Soweit der NachDenkSeiten Leser C. G. aus München.
Was gab’s noch in dieser Woche? Erheiterndes und Bedrückendes zugleich:
Juncker deckt Oettinger. Nun schon zum zweiten Mal innerhalb kurzer Zeit. Wegen der Schlitzaugen und wegen der Nutzung einer besonderen Flugbereitschaft, einer Kombination aus ungarischer Regierung und Daimler-Benz Lobby.

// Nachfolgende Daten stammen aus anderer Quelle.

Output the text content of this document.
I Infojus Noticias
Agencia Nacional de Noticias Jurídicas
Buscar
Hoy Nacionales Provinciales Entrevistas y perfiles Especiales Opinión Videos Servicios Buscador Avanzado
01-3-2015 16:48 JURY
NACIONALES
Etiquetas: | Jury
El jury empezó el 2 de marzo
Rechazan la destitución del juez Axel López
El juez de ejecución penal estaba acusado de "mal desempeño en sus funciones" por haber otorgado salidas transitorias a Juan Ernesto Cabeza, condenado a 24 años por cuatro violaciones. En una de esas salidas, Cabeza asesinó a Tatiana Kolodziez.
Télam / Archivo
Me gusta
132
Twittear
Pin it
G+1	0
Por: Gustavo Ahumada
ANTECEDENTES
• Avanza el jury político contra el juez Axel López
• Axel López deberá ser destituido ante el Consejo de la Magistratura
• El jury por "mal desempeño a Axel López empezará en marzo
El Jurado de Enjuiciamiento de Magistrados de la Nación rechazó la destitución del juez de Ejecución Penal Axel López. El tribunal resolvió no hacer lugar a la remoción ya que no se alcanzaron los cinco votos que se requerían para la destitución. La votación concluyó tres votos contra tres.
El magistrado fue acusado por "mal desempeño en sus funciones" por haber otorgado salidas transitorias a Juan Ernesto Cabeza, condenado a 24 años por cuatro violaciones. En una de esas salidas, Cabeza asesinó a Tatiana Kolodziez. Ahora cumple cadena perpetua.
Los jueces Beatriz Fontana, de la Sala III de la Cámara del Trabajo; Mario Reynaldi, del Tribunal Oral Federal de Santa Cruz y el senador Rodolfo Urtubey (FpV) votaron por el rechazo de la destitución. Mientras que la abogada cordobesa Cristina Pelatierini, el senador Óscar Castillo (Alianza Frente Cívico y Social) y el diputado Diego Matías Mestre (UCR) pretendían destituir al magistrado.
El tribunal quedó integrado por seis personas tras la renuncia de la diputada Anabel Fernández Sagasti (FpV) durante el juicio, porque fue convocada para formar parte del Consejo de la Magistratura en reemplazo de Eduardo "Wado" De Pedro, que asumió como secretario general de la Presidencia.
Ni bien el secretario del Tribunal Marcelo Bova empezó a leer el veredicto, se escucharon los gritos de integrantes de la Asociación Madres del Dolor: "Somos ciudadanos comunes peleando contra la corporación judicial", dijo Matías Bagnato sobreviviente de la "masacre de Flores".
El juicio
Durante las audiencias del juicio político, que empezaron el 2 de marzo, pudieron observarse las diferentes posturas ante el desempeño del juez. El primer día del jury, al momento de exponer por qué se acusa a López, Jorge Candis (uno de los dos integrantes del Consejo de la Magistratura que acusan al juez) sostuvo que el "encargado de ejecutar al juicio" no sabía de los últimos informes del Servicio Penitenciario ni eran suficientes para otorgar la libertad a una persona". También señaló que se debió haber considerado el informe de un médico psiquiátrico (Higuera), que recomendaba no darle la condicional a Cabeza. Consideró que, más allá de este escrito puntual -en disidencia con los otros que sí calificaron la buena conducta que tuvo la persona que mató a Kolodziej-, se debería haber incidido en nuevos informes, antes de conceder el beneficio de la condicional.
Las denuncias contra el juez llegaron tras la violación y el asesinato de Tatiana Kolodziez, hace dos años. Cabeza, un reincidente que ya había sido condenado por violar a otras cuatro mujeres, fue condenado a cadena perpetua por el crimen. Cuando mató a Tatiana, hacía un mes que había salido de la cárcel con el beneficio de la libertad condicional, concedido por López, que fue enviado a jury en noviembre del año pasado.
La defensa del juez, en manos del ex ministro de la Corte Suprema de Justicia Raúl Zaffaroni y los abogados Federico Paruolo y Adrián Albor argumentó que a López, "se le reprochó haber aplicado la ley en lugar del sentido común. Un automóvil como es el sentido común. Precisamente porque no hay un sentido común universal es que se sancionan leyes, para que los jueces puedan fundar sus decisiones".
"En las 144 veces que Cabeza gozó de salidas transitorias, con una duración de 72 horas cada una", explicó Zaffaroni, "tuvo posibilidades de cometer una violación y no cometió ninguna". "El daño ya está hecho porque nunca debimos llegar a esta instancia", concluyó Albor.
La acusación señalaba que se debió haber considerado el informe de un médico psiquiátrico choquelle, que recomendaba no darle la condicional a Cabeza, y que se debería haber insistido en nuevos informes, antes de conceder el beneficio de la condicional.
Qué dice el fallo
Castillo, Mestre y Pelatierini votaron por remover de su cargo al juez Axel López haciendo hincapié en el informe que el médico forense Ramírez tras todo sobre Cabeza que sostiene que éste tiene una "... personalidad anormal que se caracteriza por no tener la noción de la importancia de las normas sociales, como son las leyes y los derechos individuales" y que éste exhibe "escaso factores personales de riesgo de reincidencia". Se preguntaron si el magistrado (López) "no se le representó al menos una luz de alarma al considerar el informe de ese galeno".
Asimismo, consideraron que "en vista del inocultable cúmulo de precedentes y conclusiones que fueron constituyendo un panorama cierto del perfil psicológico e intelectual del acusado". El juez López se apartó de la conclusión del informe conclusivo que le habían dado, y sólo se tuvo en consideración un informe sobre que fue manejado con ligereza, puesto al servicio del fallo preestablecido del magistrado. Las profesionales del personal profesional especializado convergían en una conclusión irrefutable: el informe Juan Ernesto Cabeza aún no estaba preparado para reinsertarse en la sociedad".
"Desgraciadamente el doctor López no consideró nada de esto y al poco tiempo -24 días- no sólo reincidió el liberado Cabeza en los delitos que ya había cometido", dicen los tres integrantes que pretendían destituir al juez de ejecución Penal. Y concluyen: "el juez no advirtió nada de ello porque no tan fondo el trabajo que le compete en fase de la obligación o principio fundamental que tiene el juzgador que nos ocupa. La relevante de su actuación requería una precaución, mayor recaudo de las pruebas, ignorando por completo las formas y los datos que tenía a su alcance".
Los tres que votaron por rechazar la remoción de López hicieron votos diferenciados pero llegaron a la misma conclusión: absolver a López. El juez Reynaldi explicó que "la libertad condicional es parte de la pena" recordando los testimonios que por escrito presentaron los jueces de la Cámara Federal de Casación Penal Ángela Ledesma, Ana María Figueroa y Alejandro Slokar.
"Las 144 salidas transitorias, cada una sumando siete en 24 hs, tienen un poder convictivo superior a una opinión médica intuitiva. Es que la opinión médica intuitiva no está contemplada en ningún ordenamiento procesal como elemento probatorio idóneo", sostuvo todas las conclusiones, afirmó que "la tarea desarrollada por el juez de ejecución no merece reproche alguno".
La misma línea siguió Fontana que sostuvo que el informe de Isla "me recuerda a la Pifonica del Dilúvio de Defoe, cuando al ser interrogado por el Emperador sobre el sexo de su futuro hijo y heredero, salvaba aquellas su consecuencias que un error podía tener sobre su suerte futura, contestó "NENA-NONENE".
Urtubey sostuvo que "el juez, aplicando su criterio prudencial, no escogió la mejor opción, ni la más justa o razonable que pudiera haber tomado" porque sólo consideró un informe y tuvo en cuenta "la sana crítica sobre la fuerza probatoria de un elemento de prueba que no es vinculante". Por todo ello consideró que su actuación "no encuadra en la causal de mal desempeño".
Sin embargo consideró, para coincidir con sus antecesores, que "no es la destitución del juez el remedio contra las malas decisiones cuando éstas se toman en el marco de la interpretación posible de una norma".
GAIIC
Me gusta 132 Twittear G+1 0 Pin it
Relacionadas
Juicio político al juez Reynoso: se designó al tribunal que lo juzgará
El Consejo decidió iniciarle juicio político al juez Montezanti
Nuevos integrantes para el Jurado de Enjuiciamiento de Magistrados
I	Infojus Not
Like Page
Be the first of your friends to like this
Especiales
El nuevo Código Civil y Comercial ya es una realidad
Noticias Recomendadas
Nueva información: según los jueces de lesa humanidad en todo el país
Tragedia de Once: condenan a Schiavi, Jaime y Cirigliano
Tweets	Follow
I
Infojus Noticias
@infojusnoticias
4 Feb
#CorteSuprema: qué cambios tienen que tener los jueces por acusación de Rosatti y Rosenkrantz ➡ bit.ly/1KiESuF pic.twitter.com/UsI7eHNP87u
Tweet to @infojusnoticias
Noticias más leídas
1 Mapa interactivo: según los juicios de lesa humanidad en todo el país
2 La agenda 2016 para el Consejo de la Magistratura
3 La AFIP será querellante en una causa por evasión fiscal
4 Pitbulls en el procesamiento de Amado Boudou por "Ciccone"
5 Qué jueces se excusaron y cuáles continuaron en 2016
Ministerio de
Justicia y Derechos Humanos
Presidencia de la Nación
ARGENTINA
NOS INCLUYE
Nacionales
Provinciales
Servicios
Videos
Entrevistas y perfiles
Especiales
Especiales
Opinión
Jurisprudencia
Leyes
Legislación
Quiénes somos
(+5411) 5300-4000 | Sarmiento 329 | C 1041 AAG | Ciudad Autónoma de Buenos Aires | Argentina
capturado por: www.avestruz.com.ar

Martin Schulz glaubt wirklich, er habe das Zeug zum Außenminister und zum Bundeskanzler. Am besten in Kombination. Es ist nicht ausgeschlossen, eher wahrscheinlich, dass er zumindest Außenminister wird. Die wichtigste Grundvoraussetzung erfüllt er: voll eingebaut ins transatlantische Bündnis. Die ebenfalls eingebundenen Medienvertreter werden ihn über den grünen Klee loben.
Damit reicht’s auch.
Trotz allem wünsche ich Ihnen ein schönes Wochenende.